By now, that should be manifest from America’s disastrous interventionist follies. And yet, conceiving of the world as one vast universalist proposition justifies endless intervention in sovereign nations, whose violations of “human rights” and other normative beliefs require perpetual “correction.” Of course, such interventions all too often serve as a ruse for the material interests of the military-industrial complex.
Last July, in an essay for Jacobite Magazine, I wrote:
[W]e have seen in America that many foreigners are able to assimilate to our way of life. Still, there is a deep historical connection between ethnicity and culture, and it is difficult to have cultural homogeny without a fair amount of ethnic homogeny—unless, that is, there is cultural assimilation, now, alas, widely believed to be “racist.” Nor should we believe that cultural assimilation, very valuable though it is, is some kind of magic formula: some values are just not assimilable, just as some are not compatible with each other. In such cases, it would be best for people to simply leave each other alone.
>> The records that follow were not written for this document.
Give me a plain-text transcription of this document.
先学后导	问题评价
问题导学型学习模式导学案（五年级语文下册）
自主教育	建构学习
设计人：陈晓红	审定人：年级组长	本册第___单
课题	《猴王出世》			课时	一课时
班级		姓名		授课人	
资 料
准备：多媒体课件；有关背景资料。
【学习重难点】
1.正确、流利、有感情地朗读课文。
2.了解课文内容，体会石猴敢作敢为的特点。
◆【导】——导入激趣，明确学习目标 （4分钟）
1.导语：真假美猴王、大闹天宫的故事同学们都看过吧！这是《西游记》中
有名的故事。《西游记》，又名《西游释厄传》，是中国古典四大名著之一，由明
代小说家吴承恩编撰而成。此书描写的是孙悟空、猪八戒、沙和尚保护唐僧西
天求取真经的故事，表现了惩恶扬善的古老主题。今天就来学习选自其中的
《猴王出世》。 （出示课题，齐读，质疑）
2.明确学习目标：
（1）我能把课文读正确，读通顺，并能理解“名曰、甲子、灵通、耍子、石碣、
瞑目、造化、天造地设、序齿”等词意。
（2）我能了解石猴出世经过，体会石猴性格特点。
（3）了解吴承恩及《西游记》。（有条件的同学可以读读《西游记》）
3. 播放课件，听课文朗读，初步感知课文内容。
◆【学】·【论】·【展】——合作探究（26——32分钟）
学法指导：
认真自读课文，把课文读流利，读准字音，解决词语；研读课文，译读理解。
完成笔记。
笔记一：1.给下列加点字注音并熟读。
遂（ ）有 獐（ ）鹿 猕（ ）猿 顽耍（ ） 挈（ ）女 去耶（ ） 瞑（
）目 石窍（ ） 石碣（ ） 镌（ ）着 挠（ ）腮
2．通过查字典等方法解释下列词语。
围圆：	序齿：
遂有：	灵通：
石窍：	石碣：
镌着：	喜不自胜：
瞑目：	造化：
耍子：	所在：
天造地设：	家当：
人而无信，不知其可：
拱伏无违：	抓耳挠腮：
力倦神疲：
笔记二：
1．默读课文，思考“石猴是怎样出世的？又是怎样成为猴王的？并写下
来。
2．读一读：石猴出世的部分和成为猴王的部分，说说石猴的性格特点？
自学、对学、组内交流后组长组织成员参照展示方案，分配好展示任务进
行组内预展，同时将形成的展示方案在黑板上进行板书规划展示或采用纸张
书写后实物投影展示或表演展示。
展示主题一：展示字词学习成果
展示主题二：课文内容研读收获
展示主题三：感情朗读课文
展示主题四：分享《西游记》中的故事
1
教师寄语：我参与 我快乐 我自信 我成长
And to call this belief racist or whatever is not only cheap; it is also lazy and ignores the intractable difficulty of the issue.
I would add that excluding ethnicity as a political value and justification implies that the state is to be nothing but a vulgar business network. Indeed, this is the problem with a merit-based immigration system and with the idea that race and gender should be irrelevant to college admissions criteria. What happens, then, to cultural balance and the national good? Would it aid family formation for women to get 70 percent of college degrees? (Note that many men don’t do well in academe and formal education generally owing to nonacademic reasons.) Should Asians and Jews dominate our elite universities?
If America is to be regarded as a “proposition nation,” where anyone can be a citizen so long as he values “equality,” “liberty,” and the rest, then the logic of the marketplace entails that the “best citizens” would be those who create the most wealth and earn the highest incomes. It follows that we should, if possible, replace our working class with the world’s best engineers and computer programmers. Yet would such a nation be worth living in? Would it be a nation at all?
Few people find life worth living without values that transcend the marketplace—namely, the particular, affective bonds we share with friends and family, as well as religious beliefs. Why should our nation be any different?